Kewell, Karpaty karşısında olduğu gibi yine isyanın baş aktörü oldu. Takım 1-0 geriye düşmesine rağmen takımı ateşleyen ve skora aldırmadan futbolunu oynamaya çalışan yapıya girmesinde, bu adamın etkisi büyüktü.

İki devrim insanı. Rijkaard için işler iyi gitmesede, Ertuğrul Sağlam ligin en kaliteli teknik adamı olduğunu bir kere daha gösterdi. Bursaspor, kötü oynadığı maçta bile Galatasaray gibi bir rakibi yenebiliyorsa, gerçek anlamda büyük takım olmuştur.

Yeni bir destan yazmak elindeydi ama olmadı. Sakatlıktan yeni çıktığı için, fizik olarak iyi durumda değil ve fizik gücü yüksek Bursaspor savunması karşısında da çok yıprandı. Buna rağmen pozisyon alma bilgisi sayesinde etkili olduğu anlar oldu ama fizik olarak düşüşü, onu son vuruş konusunda sıkıntıya soktu nefesini kesti.

Ne düşünüyordur acaba. Şu takıma baktığında, benim yerim garanti diyor mudur.

Ne desem acaba. Tam bir x faktör ama ne zaman, ne bekleyeceğimi bilemiyorum.

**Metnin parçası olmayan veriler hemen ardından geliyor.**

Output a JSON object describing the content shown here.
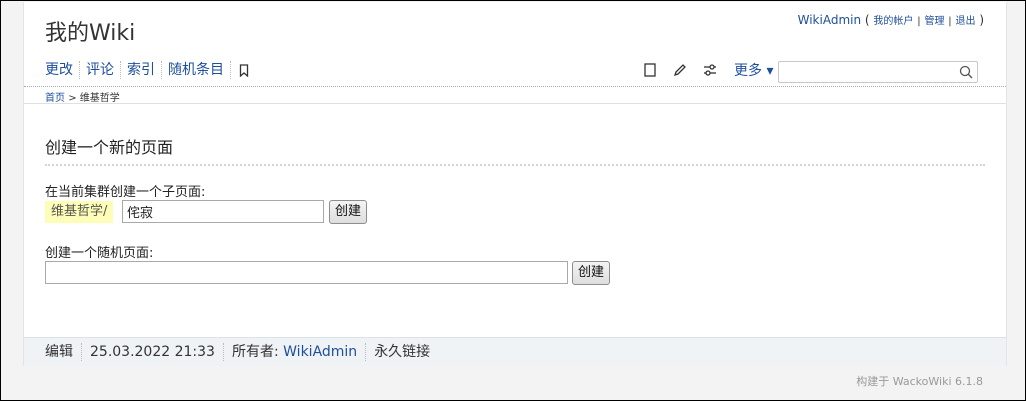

Maçın diğer bir faktörü de hakem oldu. Çoğu kararı Galatasaray'ın aleyhine, özellikle de Volkan Şen'in bile eyvah çektiği pozisyonda, o kırmızı kartı göstermemesi maçın kırılma anlarından birisi oldu. Bursaspor'u futbol olarak övmediğimiz şu maçta, maçın adamı olan Volkan Şen eğer kırmızı kartı görmüş olsaydı, nasıl bir ikinci yarı bizi bekliyor olurdu?

Galatasaray'ın etkisiz faktörleri. Biri Sabri Sarıoğlu'nu diğeri ise Caner Erkin'i bile aratır bir moda geçti. Hadi Ali Turan'ı anlarım ama Hakan Balta'ya şu ruh hali hiç yakışmıyor. Ne hücumda ne de savunmada. Tamamen sıfır etki.